We included patients who underwent baseline and 1-year follow-up MRI from a prospective cohort that underwent gadoxetic acid-enhanced MRI for hepatocellular carcinoma surveillance between November 2011 and August 2012 at a tertiary medical center. Baseline liver condition was categorized as non-ACLD, compensated ACLD, and decompensated ACLD. The liver-to-spleen signal intensity ratio (LS-SIR) and liver-to-spleen volume ratio (LS-VR) were automatically measured on the HBP images using a deep learning algorithm, and their percentage changes at the 1-year follow-up (ΔLS-SIR and ΔLS-VR) were calculated.

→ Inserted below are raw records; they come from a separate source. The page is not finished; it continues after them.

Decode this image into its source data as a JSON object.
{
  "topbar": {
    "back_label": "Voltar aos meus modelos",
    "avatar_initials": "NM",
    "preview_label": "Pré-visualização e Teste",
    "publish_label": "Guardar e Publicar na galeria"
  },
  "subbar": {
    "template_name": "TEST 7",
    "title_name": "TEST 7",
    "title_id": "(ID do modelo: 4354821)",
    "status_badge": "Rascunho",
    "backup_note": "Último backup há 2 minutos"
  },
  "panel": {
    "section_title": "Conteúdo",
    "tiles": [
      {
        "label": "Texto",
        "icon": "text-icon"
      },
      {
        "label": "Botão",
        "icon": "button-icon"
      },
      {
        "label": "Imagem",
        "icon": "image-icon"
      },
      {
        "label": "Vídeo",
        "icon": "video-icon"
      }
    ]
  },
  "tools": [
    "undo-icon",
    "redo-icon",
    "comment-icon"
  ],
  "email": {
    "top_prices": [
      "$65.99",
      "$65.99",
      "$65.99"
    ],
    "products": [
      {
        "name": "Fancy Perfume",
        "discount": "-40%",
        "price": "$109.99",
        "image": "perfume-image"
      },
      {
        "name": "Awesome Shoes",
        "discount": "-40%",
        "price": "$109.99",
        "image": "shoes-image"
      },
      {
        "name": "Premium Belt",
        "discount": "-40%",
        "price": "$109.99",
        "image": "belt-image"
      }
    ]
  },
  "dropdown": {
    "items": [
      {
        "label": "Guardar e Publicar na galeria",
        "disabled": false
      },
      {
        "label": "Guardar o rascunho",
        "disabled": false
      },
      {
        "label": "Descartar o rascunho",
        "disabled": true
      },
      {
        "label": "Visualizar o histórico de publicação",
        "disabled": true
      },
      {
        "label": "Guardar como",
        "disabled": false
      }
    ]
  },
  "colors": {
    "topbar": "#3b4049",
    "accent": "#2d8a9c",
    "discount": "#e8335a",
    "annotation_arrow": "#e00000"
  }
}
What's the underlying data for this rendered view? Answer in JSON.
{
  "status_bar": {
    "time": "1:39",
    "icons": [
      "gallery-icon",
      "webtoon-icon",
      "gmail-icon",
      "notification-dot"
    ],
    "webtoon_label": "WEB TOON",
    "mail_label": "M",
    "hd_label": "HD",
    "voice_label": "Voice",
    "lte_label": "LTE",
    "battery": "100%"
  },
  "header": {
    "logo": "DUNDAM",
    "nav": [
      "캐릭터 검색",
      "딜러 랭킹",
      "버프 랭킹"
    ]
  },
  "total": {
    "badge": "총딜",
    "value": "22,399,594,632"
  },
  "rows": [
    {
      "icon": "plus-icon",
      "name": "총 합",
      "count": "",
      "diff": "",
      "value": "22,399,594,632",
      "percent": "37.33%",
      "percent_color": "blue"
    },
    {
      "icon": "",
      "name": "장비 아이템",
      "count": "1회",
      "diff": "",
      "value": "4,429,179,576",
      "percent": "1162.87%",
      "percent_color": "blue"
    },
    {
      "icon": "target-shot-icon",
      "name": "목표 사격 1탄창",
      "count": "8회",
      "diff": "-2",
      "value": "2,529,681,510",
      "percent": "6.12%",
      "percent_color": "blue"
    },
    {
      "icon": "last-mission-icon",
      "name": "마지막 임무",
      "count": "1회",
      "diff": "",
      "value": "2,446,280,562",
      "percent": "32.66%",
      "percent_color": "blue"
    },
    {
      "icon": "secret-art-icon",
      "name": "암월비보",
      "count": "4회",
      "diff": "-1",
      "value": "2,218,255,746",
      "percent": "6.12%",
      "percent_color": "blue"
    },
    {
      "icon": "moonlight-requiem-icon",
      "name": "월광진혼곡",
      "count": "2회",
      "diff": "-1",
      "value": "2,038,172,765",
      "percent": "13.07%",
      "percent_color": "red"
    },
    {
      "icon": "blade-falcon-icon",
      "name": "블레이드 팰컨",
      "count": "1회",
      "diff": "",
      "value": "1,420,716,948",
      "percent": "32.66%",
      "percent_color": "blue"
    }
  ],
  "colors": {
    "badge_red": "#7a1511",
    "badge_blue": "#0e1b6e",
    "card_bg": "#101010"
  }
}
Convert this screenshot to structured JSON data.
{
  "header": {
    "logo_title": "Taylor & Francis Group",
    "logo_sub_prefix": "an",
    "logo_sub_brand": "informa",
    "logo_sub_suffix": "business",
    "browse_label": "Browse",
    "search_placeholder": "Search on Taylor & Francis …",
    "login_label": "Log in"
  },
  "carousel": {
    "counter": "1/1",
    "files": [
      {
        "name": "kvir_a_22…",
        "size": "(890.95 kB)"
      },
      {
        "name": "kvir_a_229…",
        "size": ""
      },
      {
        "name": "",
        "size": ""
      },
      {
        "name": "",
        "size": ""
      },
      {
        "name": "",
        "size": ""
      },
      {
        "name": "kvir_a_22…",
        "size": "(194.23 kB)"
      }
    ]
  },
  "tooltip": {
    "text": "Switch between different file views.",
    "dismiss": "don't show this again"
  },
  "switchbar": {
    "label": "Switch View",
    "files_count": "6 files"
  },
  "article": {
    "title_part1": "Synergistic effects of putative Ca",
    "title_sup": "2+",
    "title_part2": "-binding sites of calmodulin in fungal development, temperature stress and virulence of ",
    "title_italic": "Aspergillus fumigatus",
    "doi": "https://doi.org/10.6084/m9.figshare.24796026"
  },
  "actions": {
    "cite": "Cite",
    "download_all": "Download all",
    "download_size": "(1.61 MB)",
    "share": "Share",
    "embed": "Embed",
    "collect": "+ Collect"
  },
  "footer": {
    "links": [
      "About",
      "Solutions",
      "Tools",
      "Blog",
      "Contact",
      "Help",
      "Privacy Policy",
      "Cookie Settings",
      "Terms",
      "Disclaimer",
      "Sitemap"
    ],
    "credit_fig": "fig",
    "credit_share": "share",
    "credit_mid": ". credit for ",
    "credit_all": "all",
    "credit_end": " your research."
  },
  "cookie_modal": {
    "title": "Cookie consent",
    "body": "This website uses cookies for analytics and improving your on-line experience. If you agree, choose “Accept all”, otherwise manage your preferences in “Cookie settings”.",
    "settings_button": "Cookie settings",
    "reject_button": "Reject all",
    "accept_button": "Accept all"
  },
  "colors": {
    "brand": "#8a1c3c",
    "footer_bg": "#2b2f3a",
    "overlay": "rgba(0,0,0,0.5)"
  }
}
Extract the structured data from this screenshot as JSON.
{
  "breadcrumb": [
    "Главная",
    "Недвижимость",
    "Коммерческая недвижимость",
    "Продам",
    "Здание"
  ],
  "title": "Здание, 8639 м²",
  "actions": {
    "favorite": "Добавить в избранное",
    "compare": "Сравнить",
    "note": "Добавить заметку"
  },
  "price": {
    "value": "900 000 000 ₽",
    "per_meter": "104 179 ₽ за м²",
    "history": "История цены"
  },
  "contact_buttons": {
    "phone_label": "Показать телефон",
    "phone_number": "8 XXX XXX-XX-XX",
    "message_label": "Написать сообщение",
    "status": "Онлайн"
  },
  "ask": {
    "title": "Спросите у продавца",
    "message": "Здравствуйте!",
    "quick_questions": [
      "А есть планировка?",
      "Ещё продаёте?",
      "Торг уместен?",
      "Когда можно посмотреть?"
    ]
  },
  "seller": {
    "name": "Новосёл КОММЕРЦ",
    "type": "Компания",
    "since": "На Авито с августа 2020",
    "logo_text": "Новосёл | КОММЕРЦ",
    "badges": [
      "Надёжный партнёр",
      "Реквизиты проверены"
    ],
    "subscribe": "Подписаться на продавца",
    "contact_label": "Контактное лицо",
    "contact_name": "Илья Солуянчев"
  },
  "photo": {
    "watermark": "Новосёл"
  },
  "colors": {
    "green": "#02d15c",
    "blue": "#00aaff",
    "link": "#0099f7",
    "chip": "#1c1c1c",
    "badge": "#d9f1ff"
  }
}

The associations of the MRI indices with hepatic decompensation and a composite endpoint of liver-related death or transplantation were evaluated using a competing risk analysis with multivariable Fine and Gray regression models, including baseline parameters alone and both baseline and follow-up parameters.


Results:

Our study included 280 patients (153 male; mean age ± standard deviation, 57 ± 7.95 years) with non-ACLD, compensated ACLD, and decompensated ACLD in 32, 186, and 62 patients, respectively. Patients were followed for 11-117 months (median, 104 months). In patients with compensated ACLD, baseline LS-SIR (sub-distribution hazard ratio [sHR], 0.81; p = 0.034) and LS-VR (sHR, 0.71; p = 0.01) were independently associated with hepatic decompensation. The ΔLS-VR (sHR, 0.54; p = 0.002) was predictive of hepatic decompensation after adjusting for baseline variables. ΔLS-VR was an independent predictor of liver-related death or transplantation in patients with compensated ACLD (sHR, 0.46; p = 0.026) and decompensated ACLD (sHR, 0.61; p = 0.023).


Conclusion:

MRI indices automatically derived from the deep learning analysis of gadoxetic acid-enhanced HBP MRI can be used as prognostic markers in patients with ACLD.


Keywords:

Cirrhosis; Deep learning; Gadolinium methoxybenzyl DTPA; Magnetic resonance imaging.